While often not involving injuries, we see many minor crashes on a regular basis - with spikes during rainy or snowy weather - many related to people driving too fast or not slowing down in times of reduced visibility and poor traction.
In Rhode Island, in the past two years with data available (2017-2018), speed was a likely factor in more than 45 percent of all traffic fatalities. That’s a sharp rise compared with prior years (2012-2016) when the numbers averaged about 38 percent. We also saw a big jump in the total number of speed-related fatalities, with 41 in 2017 compared to 23 in 2016. The cities of Providence and Cranston have the highest numbers of speeding crashes among Rhode Island communities
When looking deeper into the numbers for 2011-2015, we found a high percentage of speeding as a contributing factor in crashes occurring on non-highway roads; that being roads with speed limits of 30 mph or less or 50 mph or less.

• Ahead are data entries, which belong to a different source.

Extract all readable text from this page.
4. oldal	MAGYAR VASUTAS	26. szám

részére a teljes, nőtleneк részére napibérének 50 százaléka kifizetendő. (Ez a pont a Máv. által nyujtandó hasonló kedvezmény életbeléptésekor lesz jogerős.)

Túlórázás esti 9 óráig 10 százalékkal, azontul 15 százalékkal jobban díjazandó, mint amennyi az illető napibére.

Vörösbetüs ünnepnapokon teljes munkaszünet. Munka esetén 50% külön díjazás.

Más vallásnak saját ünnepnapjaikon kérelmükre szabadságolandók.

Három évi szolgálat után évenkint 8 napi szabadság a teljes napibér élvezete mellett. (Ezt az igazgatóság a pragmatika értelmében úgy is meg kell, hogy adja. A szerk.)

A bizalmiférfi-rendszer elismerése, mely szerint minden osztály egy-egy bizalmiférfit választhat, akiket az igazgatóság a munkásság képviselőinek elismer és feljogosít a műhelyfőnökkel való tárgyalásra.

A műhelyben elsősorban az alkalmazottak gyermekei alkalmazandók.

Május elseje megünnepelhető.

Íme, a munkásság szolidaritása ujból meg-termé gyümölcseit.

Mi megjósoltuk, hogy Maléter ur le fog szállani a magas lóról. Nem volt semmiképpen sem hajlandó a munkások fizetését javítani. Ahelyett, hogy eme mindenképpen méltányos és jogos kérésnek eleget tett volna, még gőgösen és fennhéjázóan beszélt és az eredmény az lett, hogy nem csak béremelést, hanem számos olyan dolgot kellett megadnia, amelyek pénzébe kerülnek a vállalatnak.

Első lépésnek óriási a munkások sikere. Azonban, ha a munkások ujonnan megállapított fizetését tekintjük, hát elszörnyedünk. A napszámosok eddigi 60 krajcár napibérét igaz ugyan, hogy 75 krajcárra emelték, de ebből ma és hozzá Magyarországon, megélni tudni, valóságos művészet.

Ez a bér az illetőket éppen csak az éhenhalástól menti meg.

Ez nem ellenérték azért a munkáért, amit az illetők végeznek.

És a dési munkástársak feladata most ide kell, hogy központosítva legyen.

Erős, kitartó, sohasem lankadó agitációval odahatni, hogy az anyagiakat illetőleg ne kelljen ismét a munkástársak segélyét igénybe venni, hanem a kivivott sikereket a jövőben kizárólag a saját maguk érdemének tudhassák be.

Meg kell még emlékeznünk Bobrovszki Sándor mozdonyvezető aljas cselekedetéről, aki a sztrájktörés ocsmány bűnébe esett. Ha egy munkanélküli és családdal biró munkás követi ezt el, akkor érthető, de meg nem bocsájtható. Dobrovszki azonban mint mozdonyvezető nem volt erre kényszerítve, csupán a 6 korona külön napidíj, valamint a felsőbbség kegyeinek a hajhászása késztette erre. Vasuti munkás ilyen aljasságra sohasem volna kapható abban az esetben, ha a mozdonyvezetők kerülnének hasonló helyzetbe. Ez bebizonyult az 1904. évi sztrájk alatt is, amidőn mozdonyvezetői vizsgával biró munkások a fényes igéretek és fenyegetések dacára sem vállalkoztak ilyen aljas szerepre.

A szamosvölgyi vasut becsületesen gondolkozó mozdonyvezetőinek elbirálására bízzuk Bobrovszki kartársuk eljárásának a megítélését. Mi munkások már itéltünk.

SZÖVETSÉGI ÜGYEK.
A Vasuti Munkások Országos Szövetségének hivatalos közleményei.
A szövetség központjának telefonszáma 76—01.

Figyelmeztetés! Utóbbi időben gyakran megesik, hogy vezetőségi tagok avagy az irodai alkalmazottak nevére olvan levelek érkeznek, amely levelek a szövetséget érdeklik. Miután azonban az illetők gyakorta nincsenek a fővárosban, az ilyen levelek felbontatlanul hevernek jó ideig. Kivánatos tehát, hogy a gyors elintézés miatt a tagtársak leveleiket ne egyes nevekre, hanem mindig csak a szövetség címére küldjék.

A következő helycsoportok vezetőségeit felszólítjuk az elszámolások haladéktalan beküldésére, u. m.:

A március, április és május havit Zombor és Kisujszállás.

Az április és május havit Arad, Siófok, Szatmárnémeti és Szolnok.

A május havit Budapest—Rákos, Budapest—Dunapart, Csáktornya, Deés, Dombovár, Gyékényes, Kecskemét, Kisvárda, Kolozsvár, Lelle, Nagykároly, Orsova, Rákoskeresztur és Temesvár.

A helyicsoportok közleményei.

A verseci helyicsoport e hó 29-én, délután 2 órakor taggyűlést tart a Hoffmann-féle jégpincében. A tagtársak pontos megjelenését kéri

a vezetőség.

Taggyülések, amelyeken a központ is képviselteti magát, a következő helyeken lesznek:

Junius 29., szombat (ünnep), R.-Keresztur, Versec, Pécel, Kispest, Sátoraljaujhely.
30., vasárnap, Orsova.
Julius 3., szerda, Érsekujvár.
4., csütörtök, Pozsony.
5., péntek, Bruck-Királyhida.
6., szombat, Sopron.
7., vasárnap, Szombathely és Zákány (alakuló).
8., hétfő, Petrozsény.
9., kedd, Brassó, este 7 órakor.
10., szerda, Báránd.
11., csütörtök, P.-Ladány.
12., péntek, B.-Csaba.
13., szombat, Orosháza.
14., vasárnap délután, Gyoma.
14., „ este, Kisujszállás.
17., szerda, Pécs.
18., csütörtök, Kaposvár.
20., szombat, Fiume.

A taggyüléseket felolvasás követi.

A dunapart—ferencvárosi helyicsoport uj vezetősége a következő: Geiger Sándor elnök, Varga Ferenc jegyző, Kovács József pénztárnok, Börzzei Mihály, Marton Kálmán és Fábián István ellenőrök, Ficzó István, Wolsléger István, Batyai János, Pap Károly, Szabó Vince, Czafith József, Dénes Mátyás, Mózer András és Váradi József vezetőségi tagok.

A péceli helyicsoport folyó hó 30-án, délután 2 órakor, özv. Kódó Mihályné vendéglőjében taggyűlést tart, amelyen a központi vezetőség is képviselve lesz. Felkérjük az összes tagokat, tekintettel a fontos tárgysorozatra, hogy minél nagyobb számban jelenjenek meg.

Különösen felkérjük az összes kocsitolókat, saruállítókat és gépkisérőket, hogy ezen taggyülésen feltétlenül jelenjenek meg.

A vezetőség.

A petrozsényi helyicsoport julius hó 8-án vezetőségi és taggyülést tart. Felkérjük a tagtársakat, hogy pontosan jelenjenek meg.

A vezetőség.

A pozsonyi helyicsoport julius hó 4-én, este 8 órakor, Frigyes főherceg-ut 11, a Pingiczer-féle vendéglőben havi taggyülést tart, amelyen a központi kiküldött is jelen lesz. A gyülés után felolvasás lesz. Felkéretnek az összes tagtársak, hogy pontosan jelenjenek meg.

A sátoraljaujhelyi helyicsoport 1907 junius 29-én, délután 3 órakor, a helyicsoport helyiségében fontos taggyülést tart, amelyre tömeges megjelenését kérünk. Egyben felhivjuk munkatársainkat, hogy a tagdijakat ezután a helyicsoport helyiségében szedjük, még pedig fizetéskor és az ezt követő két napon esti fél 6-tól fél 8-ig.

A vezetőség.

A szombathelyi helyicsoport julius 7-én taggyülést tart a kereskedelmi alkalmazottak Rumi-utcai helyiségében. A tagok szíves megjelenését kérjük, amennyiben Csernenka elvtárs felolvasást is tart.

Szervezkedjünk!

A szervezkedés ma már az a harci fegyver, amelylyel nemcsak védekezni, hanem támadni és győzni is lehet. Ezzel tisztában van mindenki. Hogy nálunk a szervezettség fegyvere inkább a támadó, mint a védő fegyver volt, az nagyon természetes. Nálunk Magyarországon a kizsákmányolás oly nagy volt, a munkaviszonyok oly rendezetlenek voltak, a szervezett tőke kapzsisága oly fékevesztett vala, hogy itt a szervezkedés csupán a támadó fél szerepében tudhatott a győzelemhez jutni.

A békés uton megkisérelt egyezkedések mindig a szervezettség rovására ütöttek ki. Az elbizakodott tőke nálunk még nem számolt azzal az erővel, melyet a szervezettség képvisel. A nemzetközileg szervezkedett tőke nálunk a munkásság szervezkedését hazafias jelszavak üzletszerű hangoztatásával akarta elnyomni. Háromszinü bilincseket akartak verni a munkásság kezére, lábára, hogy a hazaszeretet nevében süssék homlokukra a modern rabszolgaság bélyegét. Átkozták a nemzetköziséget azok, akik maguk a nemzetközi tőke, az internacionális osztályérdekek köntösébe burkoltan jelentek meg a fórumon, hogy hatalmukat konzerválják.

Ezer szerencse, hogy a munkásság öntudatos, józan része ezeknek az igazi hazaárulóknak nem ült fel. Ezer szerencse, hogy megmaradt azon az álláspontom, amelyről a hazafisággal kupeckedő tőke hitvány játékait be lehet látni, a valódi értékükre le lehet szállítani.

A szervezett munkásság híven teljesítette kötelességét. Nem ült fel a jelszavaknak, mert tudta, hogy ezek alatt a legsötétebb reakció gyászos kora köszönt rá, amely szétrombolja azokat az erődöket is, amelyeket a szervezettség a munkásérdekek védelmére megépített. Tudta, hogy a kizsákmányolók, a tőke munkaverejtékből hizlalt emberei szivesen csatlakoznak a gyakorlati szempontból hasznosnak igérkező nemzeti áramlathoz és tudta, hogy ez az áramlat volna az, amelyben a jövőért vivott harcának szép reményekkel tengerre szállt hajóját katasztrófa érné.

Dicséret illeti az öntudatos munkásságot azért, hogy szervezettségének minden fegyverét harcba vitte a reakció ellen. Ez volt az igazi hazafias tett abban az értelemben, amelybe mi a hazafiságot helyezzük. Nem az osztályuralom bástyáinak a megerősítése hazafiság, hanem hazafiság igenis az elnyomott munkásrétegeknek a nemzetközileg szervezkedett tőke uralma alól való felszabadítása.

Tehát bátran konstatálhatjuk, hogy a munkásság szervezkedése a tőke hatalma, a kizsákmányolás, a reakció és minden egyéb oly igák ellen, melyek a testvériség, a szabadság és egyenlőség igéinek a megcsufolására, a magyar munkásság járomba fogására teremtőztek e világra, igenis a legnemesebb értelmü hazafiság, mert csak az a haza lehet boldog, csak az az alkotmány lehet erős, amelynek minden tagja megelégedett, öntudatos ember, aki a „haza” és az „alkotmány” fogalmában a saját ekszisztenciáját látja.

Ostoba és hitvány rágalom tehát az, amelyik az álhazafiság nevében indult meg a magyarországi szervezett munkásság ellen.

We have partnerships with local community groups, safety organizations and law enforcement agencies that are all working together to educate motorists and enforce speeding laws to change behaviors. This partnership is using a data-driven approach to identify speeding "hot spots" so media outreach and law enforcement efforts can target these areas accordingly.
Although we know speeding is a widespread concern, we ask that law enforcement take a deeper dive into their local data to find these hot spots. This provides an opportunity for a pre and post evaluation of hot spot efforts to gauge the effectiveness of their efforts to change behaviors within their community.
In Spring 2020 RIDOT launched a new advertising campaign called “Know the Limits,” which focuses on the consequences of speeding such as jail time or a much higher likelihood of dying in a crash at excessive speeds.
In the summer, we plan to partner with the Northeast Region of Traffic Safety Advocates for an enforcement program with the same consistent message used across the country: "When speeding kills, it's never an accident."
Rhode Island has a high percentage of fatal crashes with speeding as a contributing factor. Know the Limits - obey all posted limits and reduce your speed as appropriate in times of adverse weather, in work zones and when passing emergency services help with a crash or disabled vehicle.